Malaysia now relies on natural gas to generate 60 percent of its electricity; coal accounts for 24 percent, while hydro and biomass power account for most of the remaining sources.
Yusof said that while the initial cost for a 1,000-megawatt capacity nuclear plant in his country ranges between $1 billion and $3 billion — about twice the amount of a coal-fired plant — it is still cheaper than coal over the long run.
“Over time, nuclear energy is the cheapest, and environmentally friendly with no pollutants produced. Hydrogen is produced but it can be used. We only need to treat waste products after 20 years,” he said.
Yusof said Malaysia would launch a public awareness campaign to dispel negative perceptions and skepticism regarding the safety of nuclear energy.
“Nuclear energy has many positive uses such as in hospitals for CT scans and in food technology,” Yusof said. He pointed out that Malaysia is lagging behind its neighbors. Thailand plans to switch to nuclear power next year, Indonesia by 2017 and Vietnam by 2018.
Malaysia faces some shortcomings in its pursuit of nuclear energy, Ravi Krishnaswamy, an energy analyst for Frost & Sullivan Asia-Pacific in Singapore said in a newspaper interview.
The country lacks trained professionals and the capability to handle the technology and also faces possible risks in mishandling and theft of radioactive nuclear material, Krishnaswamy said.
Krishnaswamy believes that financially, a nuclear power plant is not in Malaysia’s favor.

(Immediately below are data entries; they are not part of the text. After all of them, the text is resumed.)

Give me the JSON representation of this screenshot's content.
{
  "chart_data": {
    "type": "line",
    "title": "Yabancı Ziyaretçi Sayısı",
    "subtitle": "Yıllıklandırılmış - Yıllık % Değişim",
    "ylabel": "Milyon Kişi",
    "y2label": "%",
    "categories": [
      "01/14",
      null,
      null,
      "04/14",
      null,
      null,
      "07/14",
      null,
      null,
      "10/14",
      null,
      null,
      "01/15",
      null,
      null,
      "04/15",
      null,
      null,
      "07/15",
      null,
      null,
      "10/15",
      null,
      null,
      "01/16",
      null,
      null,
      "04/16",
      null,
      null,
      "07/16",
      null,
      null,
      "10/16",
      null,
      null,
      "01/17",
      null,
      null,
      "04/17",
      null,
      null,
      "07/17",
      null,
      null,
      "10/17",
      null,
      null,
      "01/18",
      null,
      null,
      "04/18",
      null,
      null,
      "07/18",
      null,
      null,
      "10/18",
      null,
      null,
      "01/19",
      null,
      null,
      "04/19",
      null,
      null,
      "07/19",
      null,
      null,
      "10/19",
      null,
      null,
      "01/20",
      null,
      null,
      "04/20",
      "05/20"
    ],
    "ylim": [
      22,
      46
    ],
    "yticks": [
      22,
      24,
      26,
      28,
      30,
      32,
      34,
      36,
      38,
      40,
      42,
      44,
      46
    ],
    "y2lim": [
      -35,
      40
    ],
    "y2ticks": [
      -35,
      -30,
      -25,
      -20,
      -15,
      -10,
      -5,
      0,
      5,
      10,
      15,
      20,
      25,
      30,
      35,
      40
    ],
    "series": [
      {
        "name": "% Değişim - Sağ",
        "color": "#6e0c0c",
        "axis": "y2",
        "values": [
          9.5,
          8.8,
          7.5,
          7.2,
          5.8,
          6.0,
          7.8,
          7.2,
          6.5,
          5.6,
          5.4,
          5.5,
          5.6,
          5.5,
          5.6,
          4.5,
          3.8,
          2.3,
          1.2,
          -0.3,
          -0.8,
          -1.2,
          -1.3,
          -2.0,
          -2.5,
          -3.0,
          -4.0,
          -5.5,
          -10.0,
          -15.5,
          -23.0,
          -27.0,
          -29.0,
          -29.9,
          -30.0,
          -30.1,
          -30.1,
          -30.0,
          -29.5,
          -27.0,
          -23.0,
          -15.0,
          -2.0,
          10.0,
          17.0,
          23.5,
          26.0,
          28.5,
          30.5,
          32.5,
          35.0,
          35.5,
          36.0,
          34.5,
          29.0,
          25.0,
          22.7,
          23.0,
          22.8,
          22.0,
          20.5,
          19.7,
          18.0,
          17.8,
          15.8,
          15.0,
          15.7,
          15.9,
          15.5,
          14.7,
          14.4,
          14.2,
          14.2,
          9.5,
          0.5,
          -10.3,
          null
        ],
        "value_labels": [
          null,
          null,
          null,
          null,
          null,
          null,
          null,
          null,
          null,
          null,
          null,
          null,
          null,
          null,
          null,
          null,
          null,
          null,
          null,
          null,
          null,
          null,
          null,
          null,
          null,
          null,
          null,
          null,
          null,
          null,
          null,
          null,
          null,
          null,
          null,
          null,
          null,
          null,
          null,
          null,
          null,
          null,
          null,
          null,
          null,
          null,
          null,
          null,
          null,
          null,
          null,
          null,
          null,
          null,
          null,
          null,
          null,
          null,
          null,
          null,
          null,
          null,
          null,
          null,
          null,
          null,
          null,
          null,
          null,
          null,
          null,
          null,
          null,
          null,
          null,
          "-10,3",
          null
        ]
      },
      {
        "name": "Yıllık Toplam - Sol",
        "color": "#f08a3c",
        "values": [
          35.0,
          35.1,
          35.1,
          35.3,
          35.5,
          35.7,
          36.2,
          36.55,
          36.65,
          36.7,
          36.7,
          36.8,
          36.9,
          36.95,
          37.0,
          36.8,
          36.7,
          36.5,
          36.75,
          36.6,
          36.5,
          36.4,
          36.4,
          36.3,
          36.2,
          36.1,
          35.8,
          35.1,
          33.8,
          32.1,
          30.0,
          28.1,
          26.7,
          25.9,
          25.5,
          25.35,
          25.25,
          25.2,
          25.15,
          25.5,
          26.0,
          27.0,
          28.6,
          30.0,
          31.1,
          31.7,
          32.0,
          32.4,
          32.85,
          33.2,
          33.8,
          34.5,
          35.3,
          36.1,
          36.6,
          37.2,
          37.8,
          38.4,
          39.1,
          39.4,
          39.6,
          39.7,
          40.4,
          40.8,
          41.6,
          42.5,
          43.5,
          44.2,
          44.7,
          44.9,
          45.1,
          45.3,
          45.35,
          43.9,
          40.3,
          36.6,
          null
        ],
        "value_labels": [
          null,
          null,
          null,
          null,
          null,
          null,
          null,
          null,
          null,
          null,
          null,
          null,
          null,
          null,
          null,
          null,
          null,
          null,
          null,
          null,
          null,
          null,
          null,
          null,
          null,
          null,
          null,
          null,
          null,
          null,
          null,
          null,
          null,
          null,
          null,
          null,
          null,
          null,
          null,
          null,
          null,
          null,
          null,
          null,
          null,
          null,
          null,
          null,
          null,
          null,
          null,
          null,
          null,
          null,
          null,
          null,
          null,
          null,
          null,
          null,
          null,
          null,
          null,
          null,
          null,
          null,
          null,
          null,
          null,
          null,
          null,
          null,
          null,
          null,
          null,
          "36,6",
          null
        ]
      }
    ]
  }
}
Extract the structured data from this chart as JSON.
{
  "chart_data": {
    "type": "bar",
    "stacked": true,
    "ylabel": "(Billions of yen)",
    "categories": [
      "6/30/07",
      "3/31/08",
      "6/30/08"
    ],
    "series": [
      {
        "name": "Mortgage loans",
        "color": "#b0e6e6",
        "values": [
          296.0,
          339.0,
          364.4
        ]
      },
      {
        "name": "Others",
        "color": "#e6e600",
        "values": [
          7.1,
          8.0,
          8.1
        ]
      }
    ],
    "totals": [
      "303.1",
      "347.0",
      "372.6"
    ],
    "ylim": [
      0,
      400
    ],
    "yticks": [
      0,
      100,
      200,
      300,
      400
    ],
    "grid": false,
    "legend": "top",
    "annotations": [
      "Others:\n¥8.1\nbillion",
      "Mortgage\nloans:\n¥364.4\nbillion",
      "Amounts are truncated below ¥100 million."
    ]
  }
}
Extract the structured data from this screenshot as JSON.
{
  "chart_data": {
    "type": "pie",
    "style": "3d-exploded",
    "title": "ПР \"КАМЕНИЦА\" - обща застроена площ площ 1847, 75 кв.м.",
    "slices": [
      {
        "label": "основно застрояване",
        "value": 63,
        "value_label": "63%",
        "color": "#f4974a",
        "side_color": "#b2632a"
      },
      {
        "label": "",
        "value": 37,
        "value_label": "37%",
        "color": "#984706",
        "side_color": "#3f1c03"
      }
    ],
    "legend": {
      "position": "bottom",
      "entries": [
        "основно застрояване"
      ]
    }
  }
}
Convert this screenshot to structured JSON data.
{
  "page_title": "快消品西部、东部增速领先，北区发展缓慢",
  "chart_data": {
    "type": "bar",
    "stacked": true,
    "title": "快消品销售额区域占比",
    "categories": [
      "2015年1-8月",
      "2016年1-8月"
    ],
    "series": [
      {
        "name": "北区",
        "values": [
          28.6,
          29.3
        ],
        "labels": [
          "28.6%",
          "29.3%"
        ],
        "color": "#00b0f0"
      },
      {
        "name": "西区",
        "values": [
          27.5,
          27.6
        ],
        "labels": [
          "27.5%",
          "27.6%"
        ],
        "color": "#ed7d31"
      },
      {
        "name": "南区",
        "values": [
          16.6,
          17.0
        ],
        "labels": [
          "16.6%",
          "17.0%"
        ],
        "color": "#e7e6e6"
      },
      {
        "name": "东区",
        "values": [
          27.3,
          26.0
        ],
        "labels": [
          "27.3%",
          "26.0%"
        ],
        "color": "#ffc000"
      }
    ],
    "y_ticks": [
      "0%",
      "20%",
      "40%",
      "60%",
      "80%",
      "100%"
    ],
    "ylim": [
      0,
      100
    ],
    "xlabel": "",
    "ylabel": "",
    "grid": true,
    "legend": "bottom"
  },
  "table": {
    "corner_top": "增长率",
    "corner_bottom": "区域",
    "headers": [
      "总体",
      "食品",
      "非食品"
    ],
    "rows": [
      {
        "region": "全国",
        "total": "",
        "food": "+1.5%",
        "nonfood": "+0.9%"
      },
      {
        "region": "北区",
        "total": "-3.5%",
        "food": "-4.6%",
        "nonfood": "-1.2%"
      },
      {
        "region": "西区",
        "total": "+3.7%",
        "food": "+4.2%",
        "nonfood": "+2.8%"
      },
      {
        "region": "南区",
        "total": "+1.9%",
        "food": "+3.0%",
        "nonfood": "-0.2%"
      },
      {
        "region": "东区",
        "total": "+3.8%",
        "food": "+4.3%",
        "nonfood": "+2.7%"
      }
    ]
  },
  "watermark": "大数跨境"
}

Countries like India and China with huge populations and limited domestic energy, for example, can more easily justify nuclear power’s expense. Such nations, he said, have the potential to generate at least 25 percent of their electricity from nuclear power and still be able to build and replace nuclear reactors every 10 years.
Recently, Malaysia’s largest power supplier, Tenaga Nasional Bhd, announced it would work with the Korea Electric Power Corp. on a nuclear pre-feasibility study.
In 1975 Malaysia’s Ministry of Energy, Technology and Research introduced a policy to diversify Malaysia’s power needs, including a goal that two nuclear plants would be operational by 1990. These proposals were put on the back burner during the administration of Prime Minister Tun Hussein Onn.